Once a red flag has come to light, it is often vital that the relevant issues are investigated quickly and effectively. However, this is easier said than done.
The parameters of the investigation will be informed by considering the 'who, what, where, when and how':
- Who is alleged to be involved, and who has made the allegations? There may be complex considerations around confidentiality within a business, particularly where an alleged fraudster is still employed or where the allegations have been made by a whistleblower, who will be entitled to anonymity and other statutory protections.
- What allegations are being made? Does the nature of the allegations mean that immediate steps are needed to prevent further harm and limit the damage that is being incurred?
- Where have the issues arisen? Are they restricted to one office or part of the business, or does this point to a wider problem? If the misconduct is international, consider whether there are multiple jurisdictions involved, and what this might mean in terms of authorities that might be involved and local laws, including around potential offences, whistleblowers and legal privilege.
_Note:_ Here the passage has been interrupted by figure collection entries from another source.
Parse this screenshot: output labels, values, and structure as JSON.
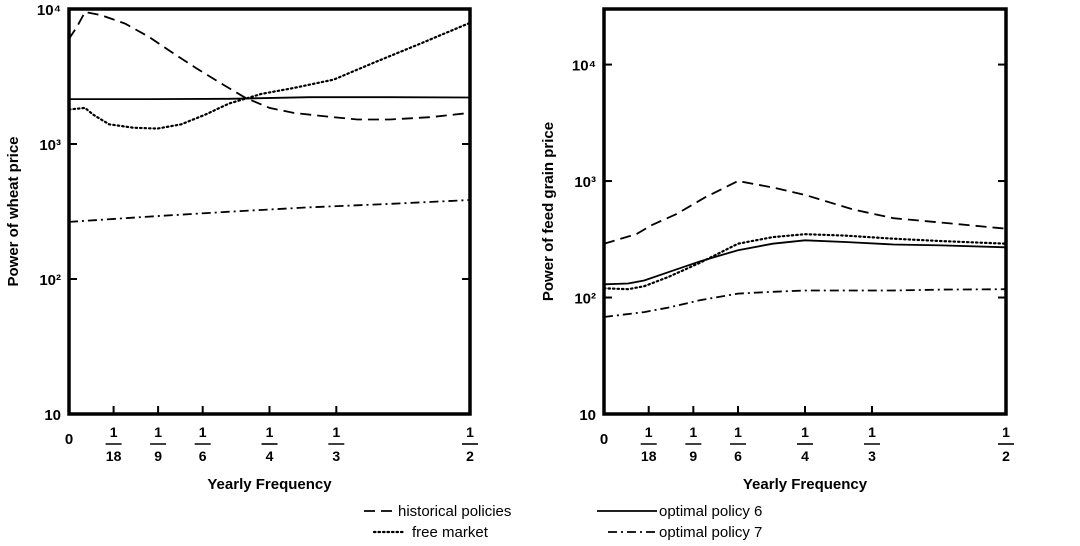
{
  "chart_data": [
    {
      "type": "line",
      "ylabel": "Power of wheat price",
      "xlabel": "Yearly Frequency",
      "yscale": "log",
      "ylim": [
        10,
        10000
      ],
      "xlim": [
        0,
        0.5
      ],
      "y_ticks": [
        {
          "value": 10,
          "label": "10"
        },
        {
          "value": 100,
          "label": "10²"
        },
        {
          "value": 1000,
          "label": "10³"
        },
        {
          "value": 10000,
          "label": "10⁴"
        }
      ],
      "x_ticks": [
        {
          "value": 0,
          "label": "0",
          "frac": false
        },
        {
          "value": 0.0556,
          "num": "1",
          "den": "18",
          "frac": true
        },
        {
          "value": 0.1111,
          "num": "1",
          "den": "9",
          "frac": true
        },
        {
          "value": 0.1667,
          "num": "1",
          "den": "6",
          "frac": true
        },
        {
          "value": 0.25,
          "num": "1",
          "den": "4",
          "frac": true
        },
        {
          "value": 0.3333,
          "num": "1",
          "den": "3",
          "frac": true
        },
        {
          "value": 0.5,
          "num": "1",
          "den": "2",
          "frac": true
        }
      ],
      "series": [
        {
          "name": "historical policies",
          "style": "dashed",
          "x": [
            0,
            0.01,
            0.02,
            0.04,
            0.07,
            0.1,
            0.13,
            0.16,
            0.19,
            0.22,
            0.25,
            0.28,
            0.32,
            0.36,
            0.4,
            0.45,
            0.5
          ],
          "y": [
            6000,
            7400,
            9500,
            9000,
            7800,
            6200,
            4700,
            3600,
            2800,
            2200,
            1850,
            1700,
            1600,
            1520,
            1520,
            1580,
            1700
          ]
        },
        {
          "name": "free market",
          "style": "dotted",
          "x": [
            0,
            0.02,
            0.03,
            0.05,
            0.08,
            0.11,
            0.14,
            0.17,
            0.2,
            0.24,
            0.28,
            0.33,
            0.38,
            0.44,
            0.5
          ],
          "y": [
            1800,
            1850,
            1650,
            1400,
            1320,
            1300,
            1400,
            1650,
            2000,
            2350,
            2600,
            3000,
            4000,
            5600,
            7900
          ]
        },
        {
          "name": "optimal policy 6",
          "style": "solid",
          "x": [
            0,
            0.1,
            0.2,
            0.3,
            0.4,
            0.5
          ],
          "y": [
            2150,
            2150,
            2160,
            2220,
            2220,
            2210
          ]
        },
        {
          "name": "optimal policy 7",
          "style": "dashdot",
          "x": [
            0,
            0.1,
            0.2,
            0.3,
            0.4,
            0.5
          ],
          "y": [
            265,
            290,
            315,
            340,
            360,
            385
          ]
        }
      ]
    },
    {
      "type": "line",
      "ylabel": "Power of feed grain price",
      "xlabel": "Yearly Frequency",
      "yscale": "log",
      "ylim": [
        10,
        30000
      ],
      "xlim": [
        0,
        0.5
      ],
      "y_ticks": [
        {
          "value": 10,
          "label": "10"
        },
        {
          "value": 100,
          "label": "10²"
        },
        {
          "value": 1000,
          "label": "10³"
        },
        {
          "value": 10000,
          "label": "10⁴"
        }
      ],
      "x_ticks": [
        {
          "value": 0,
          "label": "0",
          "frac": false
        },
        {
          "value": 0.0556,
          "num": "1",
          "den": "18",
          "frac": true
        },
        {
          "value": 0.1111,
          "num": "1",
          "den": "9",
          "frac": true
        },
        {
          "value": 0.1667,
          "num": "1",
          "den": "6",
          "frac": true
        },
        {
          "value": 0.25,
          "num": "1",
          "den": "4",
          "frac": true
        },
        {
          "value": 0.3333,
          "num": "1",
          "den": "3",
          "frac": true
        },
        {
          "value": 0.5,
          "num": "1",
          "den": "2",
          "frac": true
        }
      ],
      "series": [
        {
          "name": "historical policies",
          "style": "dashed",
          "x": [
            0,
            0.04,
            0.06,
            0.09,
            0.125,
            0.1667,
            0.21,
            0.25,
            0.31,
            0.36,
            0.42,
            0.5
          ],
          "y": [
            290,
            350,
            420,
            520,
            720,
            1000,
            880,
            760,
            570,
            480,
            440,
            390
          ]
        },
        {
          "name": "free market",
          "style": "dotted",
          "x": [
            0,
            0.03,
            0.05,
            0.08,
            0.12,
            0.1667,
            0.21,
            0.25,
            0.3,
            0.36,
            0.42,
            0.5
          ],
          "y": [
            120,
            118,
            125,
            150,
            200,
            290,
            330,
            350,
            340,
            320,
            305,
            290
          ]
        },
        {
          "name": "optimal policy 6",
          "style": "solid",
          "x": [
            0,
            0.03,
            0.05,
            0.08,
            0.12,
            0.1667,
            0.21,
            0.25,
            0.3,
            0.36,
            0.42,
            0.5
          ],
          "y": [
            130,
            132,
            140,
            165,
            205,
            255,
            290,
            310,
            300,
            285,
            280,
            270
          ]
        },
        {
          "name": "optimal policy 7",
          "style": "dashdot",
          "x": [
            0,
            0.05,
            0.08,
            0.12,
            0.1667,
            0.21,
            0.25,
            0.3,
            0.36,
            0.42,
            0.5
          ],
          "y": [
            68,
            75,
            82,
            95,
            108,
            112,
            115,
            115,
            115,
            117,
            118
          ]
        }
      ]
    }
  ],
  "legend": {
    "items": [
      {
        "label": "historical policies",
        "style": "dashed"
      },
      {
        "label": "free market",
        "style": "dotted"
      },
      {
        "label": "optimal policy 6",
        "style": "solid"
      },
      {
        "label": "optimal policy 7",
        "style": "dashdot"
      }
    ]
  }
}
- When did the relevant events take place? Whether this is a historic complaint or an on-going issue may affect the urgency and how you proceed (although considerations around self-reporting are likely to be time-critical even where the events are historic).
- How can you contain any on-going risk? Once this has been addressed, the business will need to ask itself "how was this allowed to happen?"
Despite the impact of Covid-19 on the ability to carry out an investigation, it is important to ensure that the conduct and outcome of the investigation are still fair, independent, reasonable, proportionate and thorough. Individuals must be afforded the opportunity to provide comment on all material facts and evidence must be preserved.
It is possible to interview relevant individuals remotely, but there are some additional practical considerations to bear in mind. In order to reduce the likelihood of unwanted third parties being present for the interview, make sure video is turned on, and that any link to the meeting is password-protected. You might also want to consider holding interviews simultaneously to ensure witnesses are not collaborating, and requesting that witnesses do not use phones or keyboards during the interview.
If you are recording the interview, this will have implications from both a data protection and a privilege point of view. For example, unlike the notes of a lawyer, which may be protected by privilege if they contain some legal advice or commentary, a recording of a factual interview is less likely to be covered by privilege.
Access to documents may also be more problematic. Often, documents will be stored in network servers or the cloud, but for data stored locally, consider whether remote access will be possible and appropriate. This can be more problematic where employees use their own devices, or where they are based outside the UK, where different legal and practical considerations may apply.
Taking all of these considerations into account, consider whether external expertise is needed, either to assist with specific matters (such as forensic data collection or local law advice for other jurisdictions), or to conduct the investigation. Law firms with extensive experience conducting corporate investigations (such as Osborne Clarke), will be able to get the investigation up and running quickly, and will also be able to handle any interactions with authorities or actions that might need to be taken to contain the damage or seek redress.
Above all, make sure you are aware of where the risks might lie in the sectors and locations in which you operate, and are ready to act upon any red flags swiftly and effectively.